The US auctioned 10-year TIPS at 1.734%, showing a larger tail and lighter bid-to-cover ratio

    by VT Markets
    /
    Sep 18, 2025

    10-Year TIPS Auction Insights

    The US reopened 9-year, 10-month Treasury Inflation-Protected Securities (TIPS) and sold them with a yield of 1.734% plus inflation. This yield reflects a change from the previous auction, which recorded a yield of 1.985%.

    There was a big tail of 4.6 basis points due to recent trends in the TIPS market. The bid-to-cover ratio stood at 2.020x, which is lighter than the average of 2.36x from the past six auctions.

    The 10-year TIPS auction showed some immediate weakness, clearing with a big 4.6 basis point tail. The low bid-to-cover ratio, sitting at just 2.02x against a 2.36x recent average, tells us buyers were hesitant at these levels. This suggests the market may have gotten ahead of itself after the recent rally.

    However, we need to focus on the Federal Reserve’s likely next steps, as the market is now pricing in a high probability of a rate cut before year-end. The latest August jobs report showed payrolls slowing to just 98,000, and last week’s CPI figure confirmed core inflation has fallen to 3.1%, its lowest level since 2023. This data supports the view that the Fed will soon pivot, which would push real yields down significantly from here.

    For us, this is a signal to consider trades that profit from falling real yields over the coming weeks. Buying call options on interest rate futures or on a TIPS-focused ETF provides a leveraged bet on this scenario. This allows for a defined-risk way to position for a dovish shift from the central bank.

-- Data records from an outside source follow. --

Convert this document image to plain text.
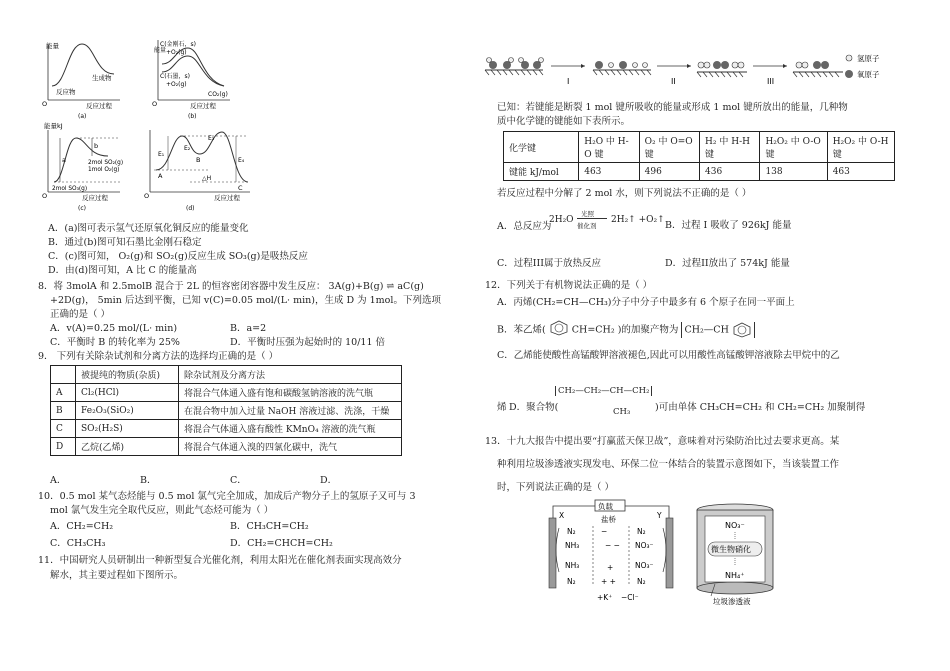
能量
生成物
反应物
O	反应过程
(a)
C(金刚石，s)
+O₂(g)
C(石墨，s)
+O₂(g)
CO₂(g)
能量
O	反应过程
(b)
能量kJ
a
b
2mol SO₂(g)
1mol O₂(g)
2mol SO₃(g)
O	反应过程
(c)
E₁
E₂
E₃
E₄
A
B
C
△H
O	反应过程
(d)
A．(a)图可表示氢气还原氧化铜反应的能量变化
B．通过(b)图可知石墨比金刚石稳定
C．(c)图可知， O₂(g)和 SO₂(g)反应生成 SO₃(g)是吸热反应
D．由(d)图可知，A 比 C 的能量高
8．将 3molA 和 2.5molB 混合于 2L 的恒容密闭容器中发生反应： 3A(g)+B(g) ⇌ aC(g)
+2D(g)， 5min 后达到平衡，已知 v(C)=0.05 mol/(L· min)，生成 D 为 1mol。下列选项
正确的是（ ）
A．v(A)=0.25 mol/(L· min)	B．a=2
C．平衡时 B 的转化率为 25%	D．平衡时压强为起始时的 10/11 倍
9． 下列有关除杂试剂和分离方法的选择均正确的是（ ）
	被提纯的物质(杂质)	除杂试剂及分离方法
A	Cl₂(HCl)	将混合气体通入盛有饱和碳酸氢钠溶液的洗气瓶
B	Fe₂O₃(SiO₂)	在混合物中加入过量 NaOH 溶液过滤、洗涤，干燥
C	SO₂(H₂S)	将混合气体通入盛有酸性 KMnO₄ 溶液的洗气瓶
D	乙烷(乙烯)	将混合气体通入溴的四氯化碳中，洗气
A．	B．	C．	D．
10．0.5 mol 某气态烃能与 0.5 mol 氯气完全加成，加成后产物分子上的氢原子又可与 3
mol 氯气发生完全取代反应，则此气态烃可能为（ ）
A．CH₂=CH₂	B．CH₃CH=CH₂
C．CH₃CH₃	D．CH₂=CHCH=CH₂
11．中国研究人员研制出一种新型复合光催化剂，利用太阳光在催化剂表面实现高效分
解水，其主要过程如下图所示。
I	II	III
氢原子
氧原子
已知：若键能是断裂 1 mol 键所吸收的能量或形成 1 mol 键所放出的能量，几种物
质中化学键的键能如下表所示。
化学键	H₂O 中 H-O 键	O₂ 中 O=O 键	H₂ 中 H-H 键	H₂O₂ 中 O-O 键	H₂O₂ 中 O-H 键
键能 kJ/mol	463	496	436	138	463
若反应过程中分解了 2 mol 水，则下列说法不正确的是（ ）
A．总反应为
2H₂O
光照
催化剂
2H₂↑ +O₂↑ B．过程 I 吸收了 926kJ 能量
C．过程III属于放热反应	D．过程II放出了 574kJ 能量
12．下列关于有机物说法正确的是（ ）
A．丙烯(CH₂=CH—CH₃)分子中分子中最多有 6 个原子在同一平面上
B．苯乙烯(	CH=CH₂ )的加聚产物为 CH₂—CH
C．乙烯能使酸性高锰酸钾溶液褪色,因此可以用酸性高锰酸钾溶液除去甲烷中的乙
CH₂—CH₂—CH—CH₂
CH₃
烯 D．聚合物(	)可由单体 CH₃CH=CH₂ 和 CH₂=CH₂ 加聚制得
13．十九大报告中提出要“打赢蓝天保卫战”，意味着对污染防治比过去要求更高。某
种利用垃圾渗透液实现发电、环保二位一体结合的装置示意图如下，当该装置工作
时，下列说法正确的是（ ）
负载
X	Y
盐桥
N₂
NH₃
NH₃
N₂
−
− −
+
+ +
N₂
NO₃⁻
NO₃⁻
N₂
+K⁺ −Cl⁻
NO₃⁻
微生物硝化
NH₄⁺
垃圾渗透液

    Watching Breakeven Inflation Rate

    We should also watch the breakeven inflation rate, which is currently around 2.4% for the 10-year. If the Fed cuts because of slowing growth, inflation expectations could fall, creating complex cross-currents for TIPS. The key is that the recent weak auction data presents a tactical entry point before the market fully prices in the coming easing cycle.

    This situation feels similar to what we saw in late 2018, when the market correctly anticipated the end of the Fed’s hiking cycle before it was obvious. Being positioned in duration trades back then paid off handsomely. The current setup, with weakening data following a period of high rates, suggests a similar opportunity is now on the table.